Mi piacerebbe dire che Dylan Dog sia un film brutto perché si discosta dal fumetto, perché tradisce le tematiche e le atmosfere del suo omonimo di carta e inchiostro, perché sostituisce Londra con New Orleans, Groucho con Marcus e “il Trillo del Diavolo” con “When the Saints Go Marching In”. Mi piacerebbe ma non posso.
Perché Dylan Dog è un film brutto anche senza fare paragoni.
Un soggetto esile accompagnato da una sceneggiatura senza sussulti, fatta di evoluzioni terra-terra e una trama che si dipana nel più classico e prevedibile dei modi.
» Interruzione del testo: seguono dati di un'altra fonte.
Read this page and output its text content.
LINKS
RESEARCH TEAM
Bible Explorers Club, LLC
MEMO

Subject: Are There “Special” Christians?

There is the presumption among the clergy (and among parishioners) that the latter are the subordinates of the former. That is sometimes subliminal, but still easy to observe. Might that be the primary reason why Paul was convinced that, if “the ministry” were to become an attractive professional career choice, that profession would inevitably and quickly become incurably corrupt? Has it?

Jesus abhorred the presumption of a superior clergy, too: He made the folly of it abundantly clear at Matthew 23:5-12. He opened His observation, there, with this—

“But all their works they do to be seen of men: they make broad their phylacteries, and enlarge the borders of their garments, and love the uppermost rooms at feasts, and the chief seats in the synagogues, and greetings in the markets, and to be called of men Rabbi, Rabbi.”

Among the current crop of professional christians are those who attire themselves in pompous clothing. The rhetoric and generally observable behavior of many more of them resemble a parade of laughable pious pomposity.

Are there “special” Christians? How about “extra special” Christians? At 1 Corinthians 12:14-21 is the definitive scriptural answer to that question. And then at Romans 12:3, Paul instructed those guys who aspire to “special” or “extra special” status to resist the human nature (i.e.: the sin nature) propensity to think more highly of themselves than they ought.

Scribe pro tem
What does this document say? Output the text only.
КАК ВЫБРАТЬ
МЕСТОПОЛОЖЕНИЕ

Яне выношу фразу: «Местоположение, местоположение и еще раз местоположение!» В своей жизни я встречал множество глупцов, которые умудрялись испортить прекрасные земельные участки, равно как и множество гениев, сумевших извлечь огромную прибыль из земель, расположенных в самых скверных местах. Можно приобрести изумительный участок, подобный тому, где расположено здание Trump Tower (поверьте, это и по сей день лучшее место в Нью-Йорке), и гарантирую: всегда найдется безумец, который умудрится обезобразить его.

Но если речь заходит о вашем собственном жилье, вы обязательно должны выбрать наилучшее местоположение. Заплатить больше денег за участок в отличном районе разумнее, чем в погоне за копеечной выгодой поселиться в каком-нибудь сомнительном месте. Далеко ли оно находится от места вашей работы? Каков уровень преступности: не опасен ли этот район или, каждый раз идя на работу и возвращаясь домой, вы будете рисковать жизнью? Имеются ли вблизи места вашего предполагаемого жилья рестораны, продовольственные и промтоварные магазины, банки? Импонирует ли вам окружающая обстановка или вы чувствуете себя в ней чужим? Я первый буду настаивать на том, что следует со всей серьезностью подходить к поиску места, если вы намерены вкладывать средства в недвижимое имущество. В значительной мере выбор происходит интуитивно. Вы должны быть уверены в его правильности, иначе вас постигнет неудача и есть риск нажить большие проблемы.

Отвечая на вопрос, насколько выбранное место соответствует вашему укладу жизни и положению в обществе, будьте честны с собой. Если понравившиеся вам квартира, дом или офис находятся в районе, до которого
L’azione si fossilizza in una manciata di risse che non sfruttano neanche un minimo di quello che una trama sovrannaturale potrebbe offrire (incantesimi?, maledizioni?, ma no: il Big Bad è solo un picchiatore più abile degli altri), ma che soprattutto vengono tirate per le lunghe facendo quello che una pellicola del genere non dovrebbe mai fare: annoiare il pubblico!
E le risate? Poche, pochissime, e tutte forzatamente addossate a uno dei personaggi più fastidiosi della storia del cinema: il buffo Marcus, l’assurdo Marcus, lo spassoso Marcus!
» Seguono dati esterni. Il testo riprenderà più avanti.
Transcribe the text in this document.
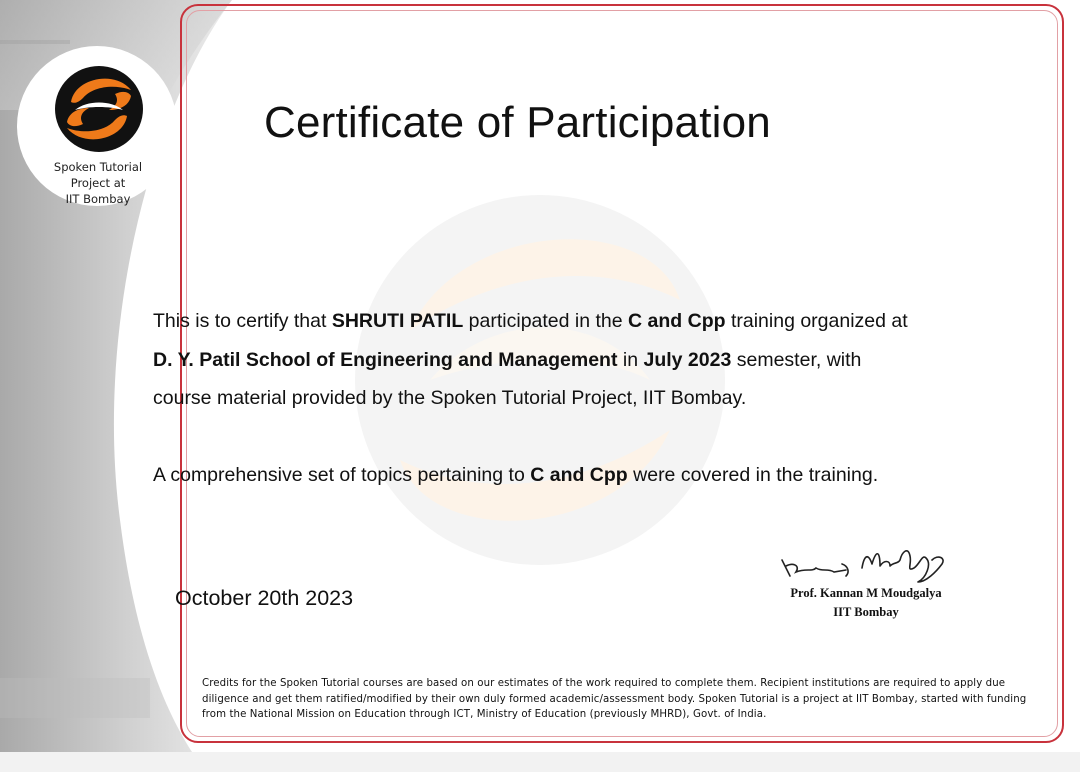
Spoken Tutorial
Project at
IIT Bombay
Certificate of Participation
This is to certify that SHRUTI PATIL participated in the C and Cpp training organized at
D. Y. Patil School of Engineering and Management in July 2023 semester, with
course material provided by the Spoken Tutorial Project, IIT Bombay.
A comprehensive set of topics pertaining to C and Cpp were covered in the training.
October 20th 2023	Prof. Kannan M Moudgalya
IIT Bombay

Credits for the Spoken Tutorial courses are based on our estimates of the work required to complete them. Recipient institutions are required to apply due diligence and get them ratified/modified by their own duly formed academic/assessment body. Spoken Tutorial is a project at IIT Bombay, started with funding from the National Mission on Education through ICT, Ministry of Education (previously MHRD), Govt. of India.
E poi altro nulla: accenni a un passato drammatico dell’Indagatore dell’Incubo che non riescono ad attirare l’attenzione dei più, un colpo di scena finale intuibile dopo pochi minuti di film (ma forse questa è colpa del pubblico, ormai troppo abituato a plot twist “inaspettati”) e altre piccolezze che indeboliscono ulteriormente una storia già abbastanza fiacca.
Non c’è dunque bisogno di tirare in ballo l’opera di Sclavi & co.: il Dylan Dog di Munroe si fa bocciare benissimo da solo.